Na questão romântica do livro as coisas ficam ainda precárias. Dirk é o centro da história, tudo é focado nele, mas não há nada de especialmente interessante nele. Após ir para Warlon, basicamente tudo que ele faz é falar de seu suposto amor por Gwen, mas esse sentimento parece ficar mais falso a cada página. Dirk ama seu passado, a pessoa que ele era antes, e acredita que Gwen pode torná-lo aquele homem mais uma vez. Não existe o mínimo entrosamento entre os dois, nada da famosa química, e nenhum motivo que faça o leitor torcer para que tudo dê certo e eles acabem juntos. Mas mesmo assim a maior parte dos acontecimentos da das primeiras duzentas, talvez até mais, é sobre eles, seu passado e possível futuro.
Talvez por causa do mal uso dos temas, o enredo em geral do livro é um problema. A cada página a sinopse da parte de trás da edição brasileira parece mais e mais falsa, mas seria muito spoiler explicar o porque. Posso dizer apenas que a primeira metade do livro é basicamente insignificante e depois dela a história continua se arrastando em um ritmo torturante. Sempre que algo está próximo de acontecer parece que o livro foge desse possível clímax e volta para as infinitas narrações sobre Worlon, que eu acabei chamando de turismo no decorrer da minha leitura, ou para os pensamentos de Dirk.
Quando a pouca ação acontece ela é sim recompensadora, mas não o suficiente para compensar as outras partes. No último terço do livro a história finalmente começa a se mover e momentos de tensão real são construídos, mas a falta de empatia com Dirk me impediu de sentir qualquer coisa.
Positivamente, há diálogos muito interessantes e a questão do "nome" que muitas vezes aparece na narrativa. A cultura de Alto Kavalaan é diferente e interessante, assim como as mudanças que sua sociedade está passando, e também a única parte da criação de mundo que tenta ser mais clara o que faz com que os Jaan, Garse e o laço que eles têm sejam as melhores coisas do livro, mas estão fadados ao papel secundário.

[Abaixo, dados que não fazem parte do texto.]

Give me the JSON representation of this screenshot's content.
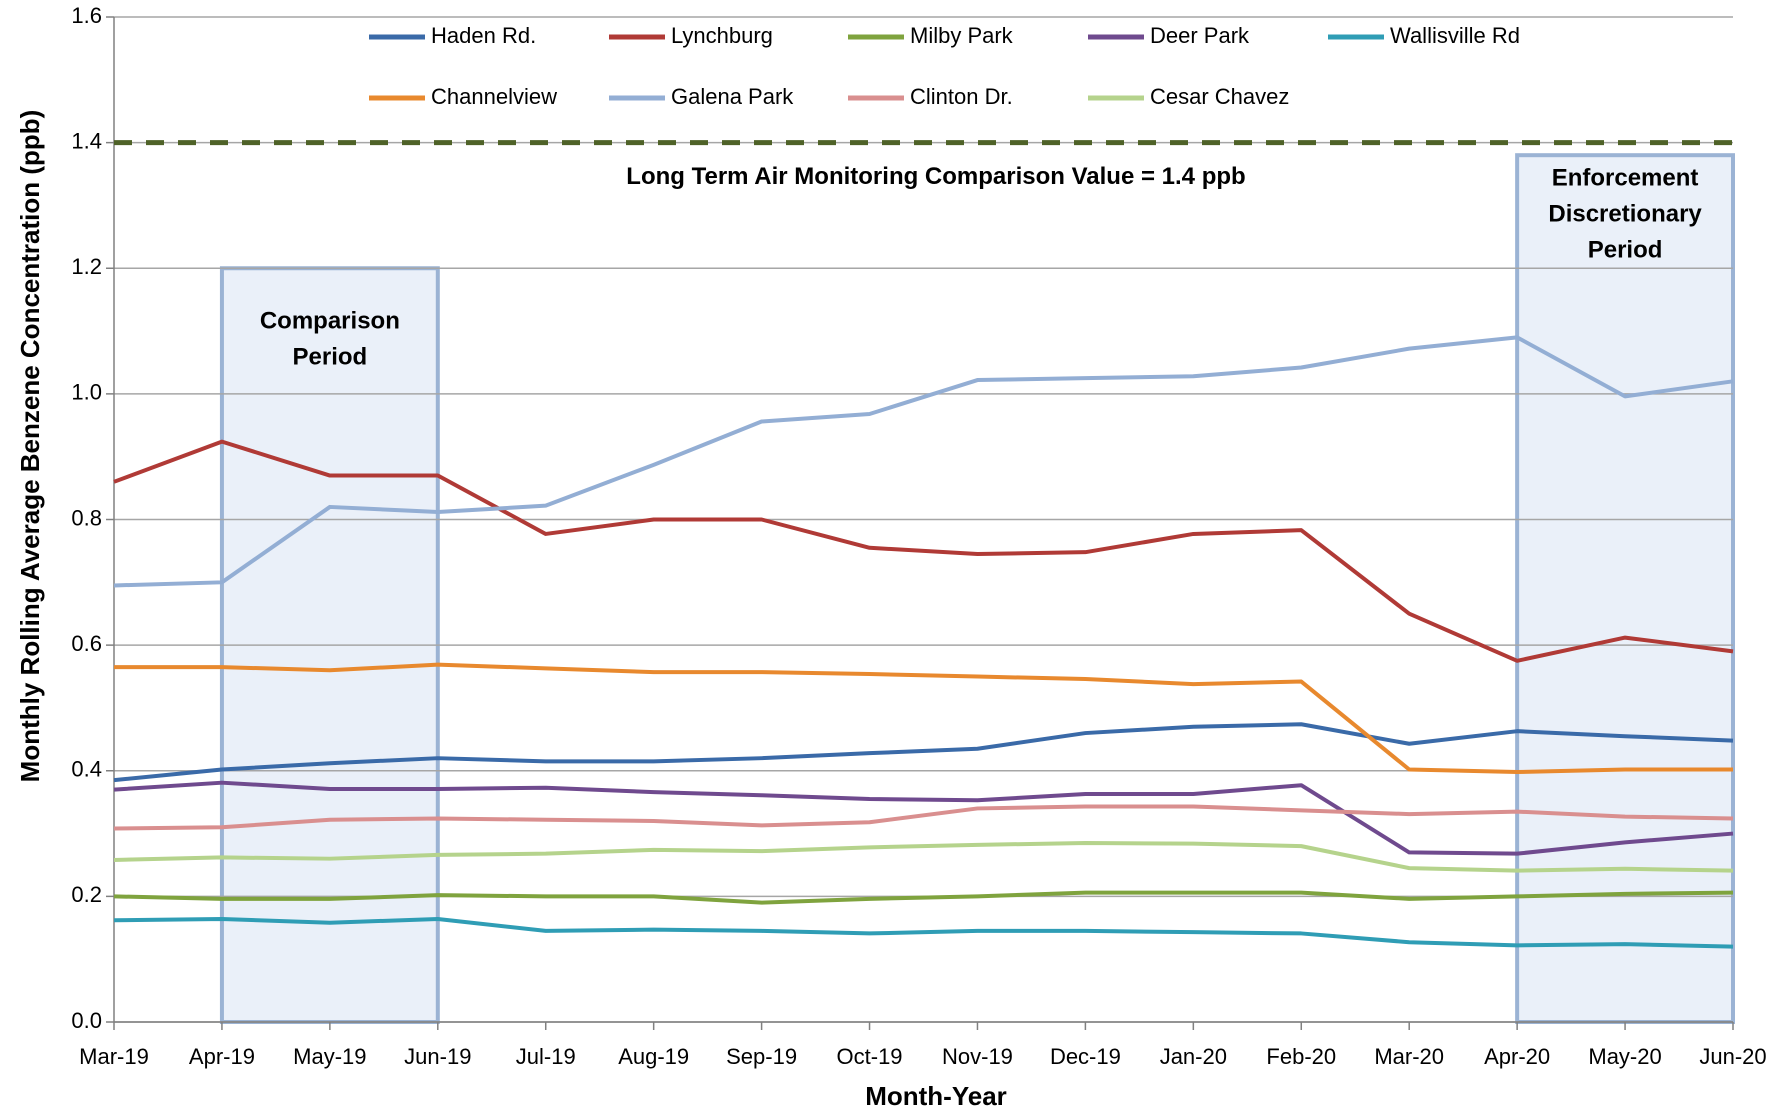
{
  "chart_data": {
    "type": "line",
    "x_label": "Month-Year",
    "y_label": "Monthly Rolling Average Benzene Concentration (ppb)",
    "categories": [
      "Mar-19",
      "Apr-19",
      "May-19",
      "Jun-19",
      "Jul-19",
      "Aug-19",
      "Sep-19",
      "Oct-19",
      "Nov-19",
      "Dec-19",
      "Jan-20",
      "Feb-20",
      "Mar-20",
      "Apr-20",
      "May-20",
      "Jun-20"
    ],
    "ylim": [
      0,
      1.6
    ],
    "yticks": [
      {
        "value": 0,
        "label": "0.0"
      },
      {
        "value": 0.2,
        "label": "0.2"
      },
      {
        "value": 0.4,
        "label": "0.4"
      },
      {
        "value": 0.6,
        "label": "0.6"
      },
      {
        "value": 0.8,
        "label": "0.8"
      },
      {
        "value": 1,
        "label": "1.0"
      },
      {
        "value": 1.2,
        "label": "1.2"
      },
      {
        "value": 1.4,
        "label": "1.4"
      },
      {
        "value": 1.6,
        "label": "1.6"
      }
    ],
    "grid": true,
    "reference_line": {
      "value": 1.4,
      "color": "#4f6228",
      "label": "Long Term Air Monitoring Comparison Value  = 1.4 ppb"
    },
    "shaded_regions": [
      {
        "start": "Apr-19",
        "end": "Jun-19",
        "top": 1.2,
        "label": [
          "Comparison",
          "Period"
        ]
      },
      {
        "start": "Apr-20",
        "end": "Jun-20",
        "top": 1.38,
        "label": [
          "Enforcement",
          "Discretionary",
          "Period"
        ]
      }
    ],
    "series": [
      {
        "name": "Haden Rd.",
        "color": "#3a6aa8",
        "values": [
          0.385,
          0.402,
          0.412,
          0.42,
          0.415,
          0.415,
          0.42,
          0.428,
          0.435,
          0.46,
          0.47,
          0.474,
          0.443,
          0.463,
          0.455,
          0.448
        ]
      },
      {
        "name": "Lynchburg",
        "color": "#b03a36",
        "values": [
          0.86,
          0.924,
          0.87,
          0.87,
          0.777,
          0.8,
          0.8,
          0.755,
          0.745,
          0.748,
          0.777,
          0.783,
          0.65,
          0.575,
          0.612,
          0.59
        ]
      },
      {
        "name": "Milby Park",
        "color": "#7fa33e",
        "values": [
          0.2,
          0.196,
          0.196,
          0.202,
          0.2,
          0.2,
          0.19,
          0.196,
          0.2,
          0.206,
          0.206,
          0.206,
          0.196,
          0.2,
          0.204,
          0.206
        ]
      },
      {
        "name": "Deer Park",
        "color": "#6f4a8e",
        "values": [
          0.37,
          0.381,
          0.371,
          0.371,
          0.373,
          0.366,
          0.361,
          0.355,
          0.353,
          0.363,
          0.363,
          0.377,
          0.27,
          0.268,
          0.286,
          0.3
        ]
      },
      {
        "name": "Wallisville Rd",
        "color": "#2f9db5",
        "values": [
          0.162,
          0.164,
          0.158,
          0.164,
          0.145,
          0.147,
          0.145,
          0.141,
          0.145,
          0.145,
          0.143,
          0.141,
          0.127,
          0.122,
          0.124,
          0.12
        ]
      },
      {
        "name": "Channelview",
        "color": "#e8892e",
        "values": [
          0.565,
          0.565,
          0.56,
          0.569,
          0.563,
          0.557,
          0.557,
          0.554,
          0.55,
          0.546,
          0.538,
          0.542,
          0.402,
          0.398,
          0.402,
          0.402
        ]
      },
      {
        "name": "Galena Park",
        "color": "#93aed4",
        "values": [
          0.695,
          0.7,
          0.82,
          0.812,
          0.822,
          0.887,
          0.956,
          0.968,
          1.022,
          1.025,
          1.028,
          1.042,
          1.072,
          1.09,
          0.996,
          1.02
        ]
      },
      {
        "name": "Clinton Dr.",
        "color": "#d98f8f",
        "values": [
          0.308,
          0.31,
          0.322,
          0.324,
          0.322,
          0.32,
          0.313,
          0.318,
          0.34,
          0.343,
          0.343,
          0.337,
          0.331,
          0.335,
          0.327,
          0.324
        ]
      },
      {
        "name": "Cesar Chavez",
        "color": "#b5d38c",
        "values": [
          0.258,
          0.262,
          0.26,
          0.266,
          0.268,
          0.274,
          0.272,
          0.278,
          0.282,
          0.285,
          0.284,
          0.28,
          0.245,
          0.241,
          0.244,
          0.241
        ]
      }
    ]
  }
}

No começo desse texto eu disse que meu objetivo com o livro era conhecer a escrita do Martin por meio de uma história completa e que esse objetivo foi apenas parcialmente concluído. O motivo de não ter sido completo é que essa história não está concluída. Como acontece no livro todo, mais uma vez uma fuga do clímax atrapalha o desenvolvimento e nesse caso a fuga é simplesmente o final do livro.
Existe uma diferença entre um final aberto à interpretações e a falta completa de uma conclusão. Em A Morte da Luz simplesmente não existe desfecho para nada, os únicos personagens que tem um destino são os que morrem. Esse é mais um ponto onde a sinopse no livro mente descaradamente, já que conceitos mencionados nela estão justamente nesse clímax que nunca chega. É como se o livro parasse em um capítulo qualquer e se era para fazer isso podia ter parado muito antes, talvez ainda no extremamente confuso prólogo.